The San Diego Air and Space Museum in Balboa Park continues its time-honored tradition of annually commemorating the accomplishments of air and space pioneers of yesteryear. But this year, it ratcheted the event up a notch to honor those making history today.

During the International Aerospace Hall of Fame Gala held on Nov. 4, the museum presented its inaugural 21st Century of Flight Distinguished Achievement Awards to three space pioneers and visionaries who, like Wilbur and Orville Wright, had a vision that allowed many to travel higher and faster than ever before.

On Dec. 17, 1903, in Kitty Hawk, N.C., the Wright brothers made the world’s first manned aircraft flight with a 12-second flight, 100 feet above the sand dunes—inventing technology that defined the 20th century. On Oct. 4, 2004, 101 years later, SpaceShipOne, rocketed into history 328,000 feet above the sands of the Mojave Desert, becoming the first privately manned spacecraft. Claiming the $10 million Ansari X Prize, this new technology defined the dawn of the 21st century.

The Ansari X Prize is rooted in San Diego history, designed after the $25,000 Orteig Prize Charles Lindbergh won in his San Diego-built Spirit of St. Louis.

Three of the original Spirit of St. Louis craftsmen—T. Claude Ryan, H. Ed Morrow and John van der Linde—built the San Diego Air & Space Museum’s Spirit of St. Louis, the world’s only flying replica of the original. After extensive preservation work that followed its August 2003 flight commemorating Lindbergh Field’s 75th anniversary, the Spirit of St. Louis replica returned the same evening as the gala, to its place of honor in the museum’s rotunda.

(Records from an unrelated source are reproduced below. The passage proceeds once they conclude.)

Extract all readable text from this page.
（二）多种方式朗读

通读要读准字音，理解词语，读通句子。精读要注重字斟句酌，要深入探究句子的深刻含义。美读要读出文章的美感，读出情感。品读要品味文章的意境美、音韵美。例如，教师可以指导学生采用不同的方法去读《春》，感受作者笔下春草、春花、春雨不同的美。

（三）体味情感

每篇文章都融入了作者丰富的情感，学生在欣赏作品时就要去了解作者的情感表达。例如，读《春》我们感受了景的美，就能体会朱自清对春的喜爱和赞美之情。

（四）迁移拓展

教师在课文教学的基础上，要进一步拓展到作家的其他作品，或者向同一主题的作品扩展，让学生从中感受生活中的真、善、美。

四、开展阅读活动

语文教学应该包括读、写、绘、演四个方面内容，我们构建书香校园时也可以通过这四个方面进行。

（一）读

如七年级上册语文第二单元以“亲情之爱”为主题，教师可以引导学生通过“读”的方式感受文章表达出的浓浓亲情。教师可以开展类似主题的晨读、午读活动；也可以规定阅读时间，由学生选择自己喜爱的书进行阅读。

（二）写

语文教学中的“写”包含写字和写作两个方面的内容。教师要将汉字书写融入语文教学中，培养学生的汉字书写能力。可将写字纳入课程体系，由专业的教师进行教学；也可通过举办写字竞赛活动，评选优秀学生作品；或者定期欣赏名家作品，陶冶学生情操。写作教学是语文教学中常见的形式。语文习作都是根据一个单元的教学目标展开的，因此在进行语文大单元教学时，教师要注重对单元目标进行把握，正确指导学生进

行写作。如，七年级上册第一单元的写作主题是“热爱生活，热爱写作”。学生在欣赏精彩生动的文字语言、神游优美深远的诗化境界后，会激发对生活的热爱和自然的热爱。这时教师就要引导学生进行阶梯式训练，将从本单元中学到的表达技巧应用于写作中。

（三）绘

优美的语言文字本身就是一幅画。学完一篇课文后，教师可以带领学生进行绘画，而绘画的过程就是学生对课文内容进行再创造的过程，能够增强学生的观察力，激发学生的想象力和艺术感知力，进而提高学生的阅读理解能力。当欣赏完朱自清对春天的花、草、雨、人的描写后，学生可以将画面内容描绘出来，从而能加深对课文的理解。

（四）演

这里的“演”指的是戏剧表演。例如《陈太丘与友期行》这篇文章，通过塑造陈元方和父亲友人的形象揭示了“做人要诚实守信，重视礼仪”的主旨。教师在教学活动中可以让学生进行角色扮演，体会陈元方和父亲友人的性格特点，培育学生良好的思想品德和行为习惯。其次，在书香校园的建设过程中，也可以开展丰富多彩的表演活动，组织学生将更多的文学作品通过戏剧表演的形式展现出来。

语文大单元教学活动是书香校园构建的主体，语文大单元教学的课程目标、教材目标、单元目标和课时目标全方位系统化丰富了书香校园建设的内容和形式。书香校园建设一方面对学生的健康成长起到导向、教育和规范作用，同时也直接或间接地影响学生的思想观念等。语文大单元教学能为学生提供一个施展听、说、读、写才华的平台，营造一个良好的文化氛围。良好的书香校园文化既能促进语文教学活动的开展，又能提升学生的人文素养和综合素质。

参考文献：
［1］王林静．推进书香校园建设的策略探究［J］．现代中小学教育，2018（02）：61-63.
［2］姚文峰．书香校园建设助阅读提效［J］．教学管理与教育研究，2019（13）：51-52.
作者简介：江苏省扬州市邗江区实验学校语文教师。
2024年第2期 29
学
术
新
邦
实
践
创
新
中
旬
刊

The three aerospace titans of innovation who are the museum’s first recipients of the 21st Century of Flight Distinguished Achievement Awards are Burt Rutan, designer of SpaceShipOne; Dr. Peter Diamandis, CEO of the Ansari X Prize and founder, chairman and CEO of the Zero-G Corporation; and Paul G. Allen, investor and philanthropist, who financed SpaceShipOne.

Rutan served as the evening’s keynote speaker. The event also paid homage to the “Golden Age of Commercial Flight,” by honoring TWA’s Jack Frye, Russia’s Sergei Ilyushin and Pat Patterson of United Airlines. These men were the most recent laureates in the International Aerospace Hall of Fame, honored as 20th century history makers.

“We’re proud of our decades-long heritage of honoring the people that made history,” says Bill Lennartz, museum CEO and president. “But, we also need to focus on what’s happening in 21st century air and space history, because it’s constantly evolving.”

The museum’s International Aerospace Hall of Fame is the only Hall of Fame in the world solely dedicated to honoring great achievers in aviation and space exploration. The goal of the IAHF is to help inspire future generations of designers and builders, pioneers and pilots, leaders and scientists, who will push the frontiers of aviation and space.

At the event, California State Assemblyman Jay LaSuer announced the designation of the San Diego Air & Space Museum as California’s official air and space museum and education center. The museum, a nonprofit organization, also launched its Hall of Fame Scholarship to support future pioneers.

“We want to do our part to preserve America’s global lead in air and space technology by not only encouraging, but also supporting more of our young people to pursue careers in math, science and engineering,” Lennartz added.